Hospitals and healthcare environments don’t isolate practitioners according to their job title, so why should medical students learn to practice that way? Medical school-based IPE prepares doctors to work in conjunction with other healthcare disciplines to treat patients. Instead of leaving every treatment decision to a doctor, IPE more accurately presents patient care as a continuum, encouraging increased communication among professionals.
Successful Integration of Interprofessional Education
Faculty development and buy-in are key to successful IPE integration.
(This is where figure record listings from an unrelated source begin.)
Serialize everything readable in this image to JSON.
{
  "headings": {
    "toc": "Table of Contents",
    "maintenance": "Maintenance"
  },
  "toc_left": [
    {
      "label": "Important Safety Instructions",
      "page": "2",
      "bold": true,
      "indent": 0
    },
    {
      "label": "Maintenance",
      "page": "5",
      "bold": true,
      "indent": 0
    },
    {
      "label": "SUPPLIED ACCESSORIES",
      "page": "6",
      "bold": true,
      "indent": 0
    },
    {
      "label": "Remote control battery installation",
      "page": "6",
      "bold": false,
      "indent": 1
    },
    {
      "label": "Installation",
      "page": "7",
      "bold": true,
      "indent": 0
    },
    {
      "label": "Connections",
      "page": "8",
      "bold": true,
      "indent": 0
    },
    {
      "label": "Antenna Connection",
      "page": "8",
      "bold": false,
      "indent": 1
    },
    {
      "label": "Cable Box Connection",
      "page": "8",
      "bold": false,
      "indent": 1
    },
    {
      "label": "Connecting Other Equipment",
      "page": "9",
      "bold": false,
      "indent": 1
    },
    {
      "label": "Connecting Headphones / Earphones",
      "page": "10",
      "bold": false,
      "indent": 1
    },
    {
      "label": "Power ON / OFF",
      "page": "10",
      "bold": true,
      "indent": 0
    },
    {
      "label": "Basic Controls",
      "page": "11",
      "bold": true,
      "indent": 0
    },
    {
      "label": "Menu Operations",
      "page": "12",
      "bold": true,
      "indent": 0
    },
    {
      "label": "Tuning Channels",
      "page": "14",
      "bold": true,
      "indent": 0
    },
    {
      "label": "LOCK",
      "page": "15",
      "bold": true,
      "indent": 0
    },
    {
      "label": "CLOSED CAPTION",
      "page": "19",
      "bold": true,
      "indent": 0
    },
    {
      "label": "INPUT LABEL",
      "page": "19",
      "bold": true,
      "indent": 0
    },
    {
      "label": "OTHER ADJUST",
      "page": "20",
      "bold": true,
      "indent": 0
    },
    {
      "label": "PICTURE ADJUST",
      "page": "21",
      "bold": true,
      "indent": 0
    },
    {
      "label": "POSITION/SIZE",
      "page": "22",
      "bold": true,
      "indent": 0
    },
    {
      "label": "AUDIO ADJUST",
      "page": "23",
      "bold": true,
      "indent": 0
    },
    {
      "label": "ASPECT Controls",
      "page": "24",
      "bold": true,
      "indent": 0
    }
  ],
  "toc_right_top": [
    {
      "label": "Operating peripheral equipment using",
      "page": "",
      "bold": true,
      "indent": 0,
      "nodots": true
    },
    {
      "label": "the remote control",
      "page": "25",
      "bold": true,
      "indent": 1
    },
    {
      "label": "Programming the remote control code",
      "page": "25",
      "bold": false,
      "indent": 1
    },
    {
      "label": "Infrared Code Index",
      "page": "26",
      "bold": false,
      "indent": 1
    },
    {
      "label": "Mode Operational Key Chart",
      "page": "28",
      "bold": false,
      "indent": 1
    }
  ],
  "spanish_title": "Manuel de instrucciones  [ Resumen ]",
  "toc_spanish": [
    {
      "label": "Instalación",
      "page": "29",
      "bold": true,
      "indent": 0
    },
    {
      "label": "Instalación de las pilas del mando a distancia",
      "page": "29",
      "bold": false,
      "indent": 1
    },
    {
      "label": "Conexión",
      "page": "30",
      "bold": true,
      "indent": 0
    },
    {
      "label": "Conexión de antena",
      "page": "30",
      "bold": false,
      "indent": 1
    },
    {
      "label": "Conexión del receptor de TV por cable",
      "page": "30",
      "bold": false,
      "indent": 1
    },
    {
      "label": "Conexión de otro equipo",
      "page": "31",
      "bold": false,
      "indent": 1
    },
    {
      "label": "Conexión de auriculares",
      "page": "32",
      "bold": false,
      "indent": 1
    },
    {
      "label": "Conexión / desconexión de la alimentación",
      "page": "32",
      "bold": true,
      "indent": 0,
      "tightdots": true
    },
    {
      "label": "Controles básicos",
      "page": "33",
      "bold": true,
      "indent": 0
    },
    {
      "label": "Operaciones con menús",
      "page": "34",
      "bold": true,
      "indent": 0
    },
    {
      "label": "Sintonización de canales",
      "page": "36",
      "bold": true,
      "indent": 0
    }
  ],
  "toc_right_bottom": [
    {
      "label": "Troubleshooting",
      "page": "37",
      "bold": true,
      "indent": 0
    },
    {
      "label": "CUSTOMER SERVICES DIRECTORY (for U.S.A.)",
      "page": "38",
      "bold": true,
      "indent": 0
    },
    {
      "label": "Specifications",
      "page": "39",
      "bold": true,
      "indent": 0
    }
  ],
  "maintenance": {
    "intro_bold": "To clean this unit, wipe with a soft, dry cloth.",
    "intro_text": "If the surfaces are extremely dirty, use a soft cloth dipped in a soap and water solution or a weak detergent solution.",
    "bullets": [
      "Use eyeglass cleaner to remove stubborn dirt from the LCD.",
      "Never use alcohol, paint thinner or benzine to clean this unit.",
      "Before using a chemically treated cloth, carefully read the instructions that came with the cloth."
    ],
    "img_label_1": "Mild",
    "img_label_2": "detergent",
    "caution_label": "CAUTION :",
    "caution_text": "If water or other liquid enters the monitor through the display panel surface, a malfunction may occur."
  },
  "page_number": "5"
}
They’re also necessary for overcoming challenges, including scheduling, logistics, and financial support.
Whether the medical school’s ultimate goal is to enhance students’ interprofessional collaboration skills for improved patient outcomes, to meet accreditation criteria, or both, faculty must champion IPE across their institution and build the evidence for its impact on learning.
With successful IPE integration, a medical school can expect to help develop a basis for students to deliver team-based, patient-centered care. Because most medical errors that result in patient harm are due to communication problems, IPE training that helps practitioners close the communication gap can potentially reduce mortality.
Technology-Enhanced Interprofessional Education
When healthcare teams work in sync, patient care improves. Emerging technology offers medical educators the option to integrate both synchronous and asynchronous IPE training events.
Virtual IPE and telehealth-based learning tools can help students participate in interprofessional training exercises remotely. With audio-video enabled technology and built-in chat functionality, healthcare practitioners aren’t limited to the large-scale, in-person IPE training events that may only occur on their campus once or twice a semester.
Instead, they can hone their interprofessional communication skills on a regular basis. This puts medical students in the mind–set that multidisciplinary teamwork is essential to comprehensive patient care.